Mein Argument: "Hunderte Menschen waren in der Stadthalle dabei und haben offensichtlich vor Begeisterung getobt. Wer solchen Klamauk nicht mag, geht eben einfach nicht hin. Wer nichts darüber in der Zeitung erfahren möchte, muss den Artikel nicht lesen, sondern kann ihn einfach ignorieren und weiterblättern."
Der Leser meinte dazu: "Ignorieren ist ein gutes Stichwort, denn wenn die Zeitung in solch großem Umfang darüber berichtet, macht sie diesen Unsinn gesellschaftsfähig und bietet ihm außerdem noch ein Podium für noch mehr Öffentlichkeit, was einer Reklame dafür gleichkommt. Man sollte so etwas mit Ignoranz strafen."
Ich fragte zurück: "Aber wie soll man es dann als das, für das Sie es halten und für verwerflich erachten, entlarven und andere davor warnen?"
Der Mann in der Leitung erwiderte: "Das muss man gar nicht, so etwas disqualifiziert sich von selbst. Wer es einmal erlebt hat, erzählt anderen davon und geht selbst nie wieder hin."

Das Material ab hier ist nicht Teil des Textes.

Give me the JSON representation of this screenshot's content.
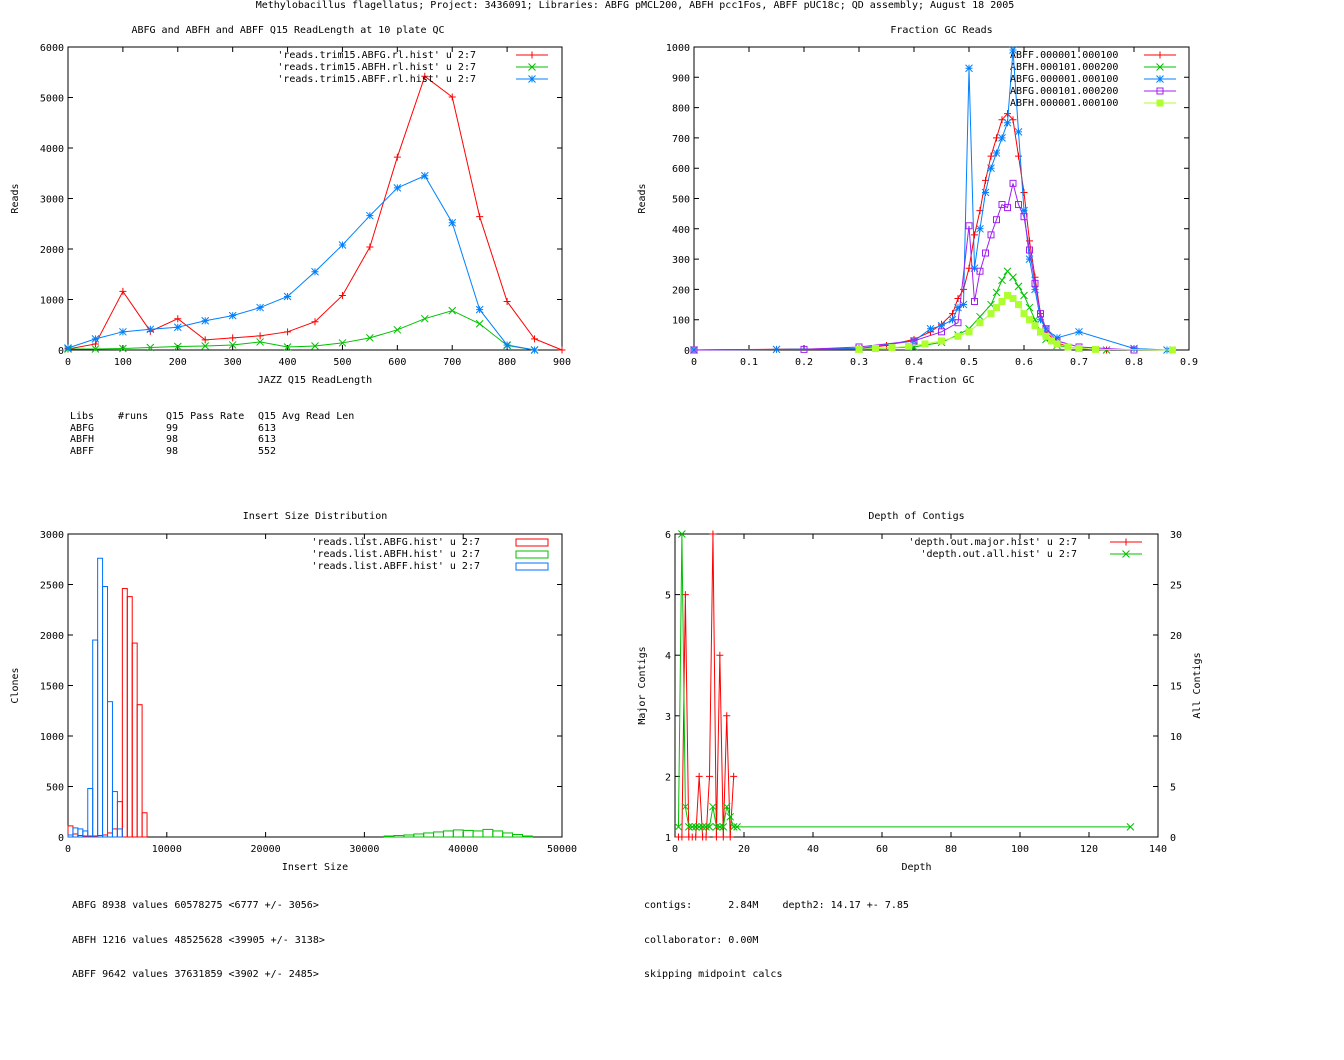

Das sah ich anders: "Ich befürchte, dass ich Ihnen da widersprechen muss, denn die Erfolgskurve dieser Frau geht, soviel ich weiß, von unten nach oben und nicht andersrum, was bedeutet, dass man, wenn man diesen Trend stoppen will, ihm etwas entgegensetzen muss, und das kann eine Zeitung, in dem sie kritisch berichtet, durchaus leisten."

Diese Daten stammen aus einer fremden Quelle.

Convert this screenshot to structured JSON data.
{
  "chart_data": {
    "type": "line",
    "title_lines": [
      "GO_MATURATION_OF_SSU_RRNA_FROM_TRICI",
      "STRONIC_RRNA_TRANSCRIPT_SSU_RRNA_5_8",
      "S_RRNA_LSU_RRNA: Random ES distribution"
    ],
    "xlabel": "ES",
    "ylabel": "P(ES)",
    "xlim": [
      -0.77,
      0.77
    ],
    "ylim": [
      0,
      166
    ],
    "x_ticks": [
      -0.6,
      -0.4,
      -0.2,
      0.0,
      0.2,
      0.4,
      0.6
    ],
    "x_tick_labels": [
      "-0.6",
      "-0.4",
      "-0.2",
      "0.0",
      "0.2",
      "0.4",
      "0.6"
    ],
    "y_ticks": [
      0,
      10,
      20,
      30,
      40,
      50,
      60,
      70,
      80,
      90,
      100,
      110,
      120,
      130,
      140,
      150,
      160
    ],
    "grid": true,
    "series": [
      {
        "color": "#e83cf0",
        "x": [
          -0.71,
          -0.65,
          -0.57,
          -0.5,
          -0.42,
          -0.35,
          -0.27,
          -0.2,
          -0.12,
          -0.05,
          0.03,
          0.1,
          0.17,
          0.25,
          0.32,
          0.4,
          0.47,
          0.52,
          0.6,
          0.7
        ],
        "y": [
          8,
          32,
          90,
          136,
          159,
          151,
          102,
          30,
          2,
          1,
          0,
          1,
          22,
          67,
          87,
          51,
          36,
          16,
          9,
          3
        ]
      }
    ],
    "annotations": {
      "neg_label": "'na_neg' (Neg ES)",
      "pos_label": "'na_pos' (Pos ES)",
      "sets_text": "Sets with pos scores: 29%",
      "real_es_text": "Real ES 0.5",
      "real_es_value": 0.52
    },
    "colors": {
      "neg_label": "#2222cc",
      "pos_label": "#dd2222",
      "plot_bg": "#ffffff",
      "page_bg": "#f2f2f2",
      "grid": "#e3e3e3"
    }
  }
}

Der Anrufer wagte, obwohl er sich, wie er eingangs betont hatte, einen eher kühnen Vorstoß, was seine Wortwahl betraf: "Aber muss ich deshalb gleich etwas übers Onanieren lesen? Muss man solchen Schmutz wiederholen? Man kann doch auch mit gewählteren Worten eine Kritik verfassen, wenn es denn schon sein muss."

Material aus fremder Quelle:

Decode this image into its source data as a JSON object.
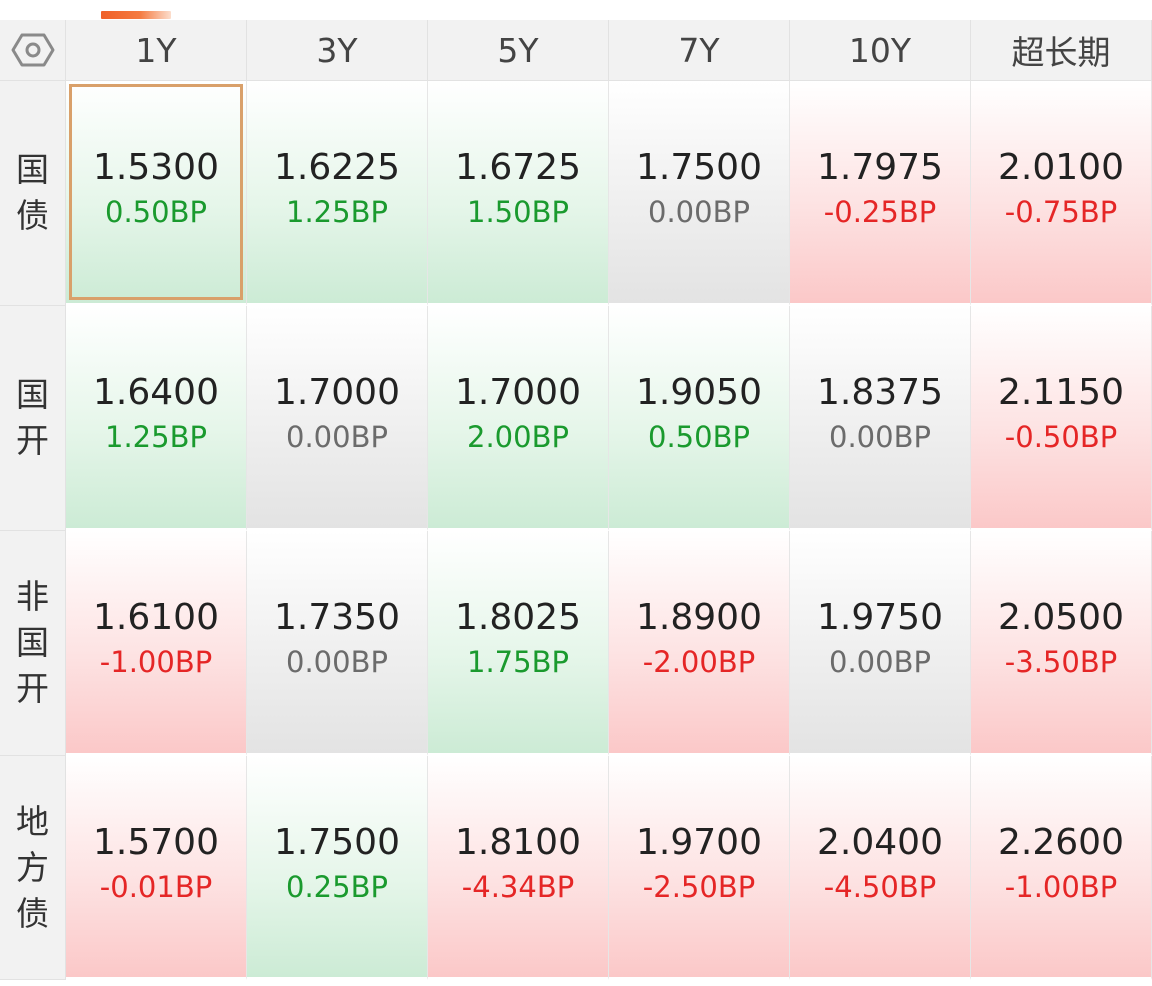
{
  "colors": {
    "positive_change": "#1a9a2e",
    "negative_change": "#e52626",
    "no_change": "#6b6b6b",
    "accent": "#f06028",
    "selected_border": "#d9a06a"
  },
  "settings_icon": "hexagon-settings-icon",
  "columns": [
    "1Y",
    "3Y",
    "5Y",
    "7Y",
    "10Y",
    "超长期"
  ],
  "rows": [
    {
      "label": "国债",
      "cells": [
        {
          "yield": "1.5300",
          "change": "0.50BP",
          "direction": "down",
          "selected": true
        },
        {
          "yield": "1.6225",
          "change": "1.25BP",
          "direction": "down"
        },
        {
          "yield": "1.6725",
          "change": "1.50BP",
          "direction": "down"
        },
        {
          "yield": "1.7500",
          "change": "0.00BP",
          "direction": "flat"
        },
        {
          "yield": "1.7975",
          "change": "-0.25BP",
          "direction": "up"
        },
        {
          "yield": "2.0100",
          "change": "-0.75BP",
          "direction": "up"
        }
      ]
    },
    {
      "label": "国开",
      "cells": [
        {
          "yield": "1.6400",
          "change": "1.25BP",
          "direction": "down"
        },
        {
          "yield": "1.7000",
          "change": "0.00BP",
          "direction": "flat"
        },
        {
          "yield": "1.7000",
          "change": "2.00BP",
          "direction": "down"
        },
        {
          "yield": "1.9050",
          "change": "0.50BP",
          "direction": "down"
        },
        {
          "yield": "1.8375",
          "change": "0.00BP",
          "direction": "flat"
        },
        {
          "yield": "2.1150",
          "change": "-0.50BP",
          "direction": "up"
        }
      ]
    },
    {
      "label": "非国开",
      "cells": [
        {
          "yield": "1.6100",
          "change": "-1.00BP",
          "direction": "up"
        },
        {
          "yield": "1.7350",
          "change": "0.00BP",
          "direction": "flat"
        },
        {
          "yield": "1.8025",
          "change": "1.75BP",
          "direction": "down"
        },
        {
          "yield": "1.8900",
          "change": "-2.00BP",
          "direction": "up"
        },
        {
          "yield": "1.9750",
          "change": "0.00BP",
          "direction": "flat"
        },
        {
          "yield": "2.0500",
          "change": "-3.50BP",
          "direction": "up"
        }
      ]
    },
    {
      "label": "地方债",
      "cells": [
        {
          "yield": "1.5700",
          "change": "-0.01BP",
          "direction": "up"
        },
        {
          "yield": "1.7500",
          "change": "0.25BP",
          "direction": "down"
        },
        {
          "yield": "1.8100",
          "change": "-4.34BP",
          "direction": "up"
        },
        {
          "yield": "1.9700",
          "change": "-2.50BP",
          "direction": "up"
        },
        {
          "yield": "2.0400",
          "change": "-4.50BP",
          "direction": "up"
        },
        {
          "yield": "2.2600",
          "change": "-1.00BP",
          "direction": "up"
        }
      ]
    }
  ]
}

An dieser Stelle breche ich den Bericht über diesen kontroversen Dialog ab, weil wir uns auch in den folgenden zehn Minuten nicht wirklich angenähert haben, denn ich habe konsequent das Zitieren der Zoten dieser Kunstfigur verteidigt, während der Leser darauf beharrte, Schmutz bleibe auch dann dreckig, wenn man zu ihm auf Distanz geht. Das abschließende Wort möchte ich gern dem Anrufer überlassen, er sagte: "Ich habe gelesen, dass diese Frau nach Amerika will, um dort am Broadway ihrer Karriere einen weiteren Schub zu verleihen." An dieser Stelle machte er eine kurze Pause, bevor er hinzufügte: "Ich gehe mal davon aus, dass die Menschen dort tatsächlich so prüde und konsequent in der Ahndung von Verstößen gegen Sitte und Moral sind, denn dann wird sie irgendwann im Gefängnis landen, und ich wäre der Letzte, der dann Mitleid mit ihr hätte."